Unlike membrane-bound furin, which is transported with a polarity similar to that of PTH secretion [47], secreted furin is released at the apical cell surface (Fig. 2a). The apically secreted furin was unable to redirect PTH, although PTH is a substrate for furin processing in the secretory pathway [56]. Since furin converts proPTH to PTH [56], it is possible that the mature PTH peptide is released by furin shortly after processing of the precursor. Although, we found no rate-limiting effects of the level of protein expression in the apical or basolateral pathways in MDCK cells, we cannot completely rule out that the expression level of furin was insufficient to affect PTH secretion.

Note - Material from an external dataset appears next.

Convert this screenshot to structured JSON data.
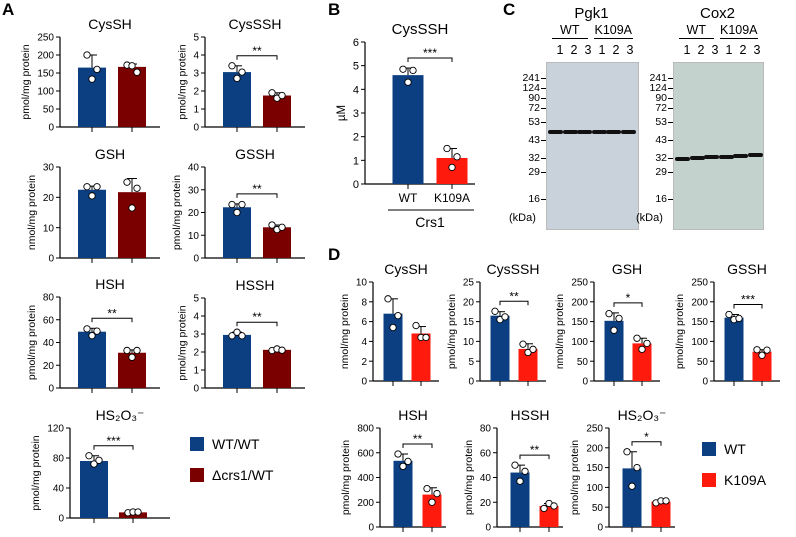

In addition to the modulation of PTH secretion by protein escorts, this report shows that apical secretion of CgA depends on cellular cholesterol. A similar conclusion has been reported for the polarized secretion of erythropoietin in MDCK cells [57] whereas apical secretion of serpins is independent of raft association [24]. This difference in use of cellular sorting mechanisms has also been noted for cellular N-glycosylation, which is necessary for apical sorting of CgA in MDCK cells [31], but not for sorting of an unglycosylated form of hepatitis B surface antigen [58].

Together the above results confirm that the secretion of foreign proteins from MDCK cells can be modulated by manipulating the cellular milieu without changing the structure of the secreted protein. This is desirable from an in vivo application standpoint, since altering the structure of the secreted protein could also alter its function and/or stability in vivo. On the other hand, changing the cellular milieu with inhibitors of cholesterol or oligosaccharide synthesis, are broad measures that affect many cellular functions and are not specific for the cells that express the protein of interest. The use of “sorting escorts” may offer an alternate approach for the targeted delivery of therapeutic secretory proteins from transfected epithelial cells. Since the protein of interest and the “sorting escort” can be co-expressed in individual cells, only these cells would be affected by the changes in protein secretion. Other cells in the tissue or in other tissues would be unaffected. Together with our recent reports on aggregation chaperones that can modulate the storage of secretory proteins in endocrine cells [59, 60], these results suggest that the protein composition in the secretory pathway can be modified to regulate protein transport.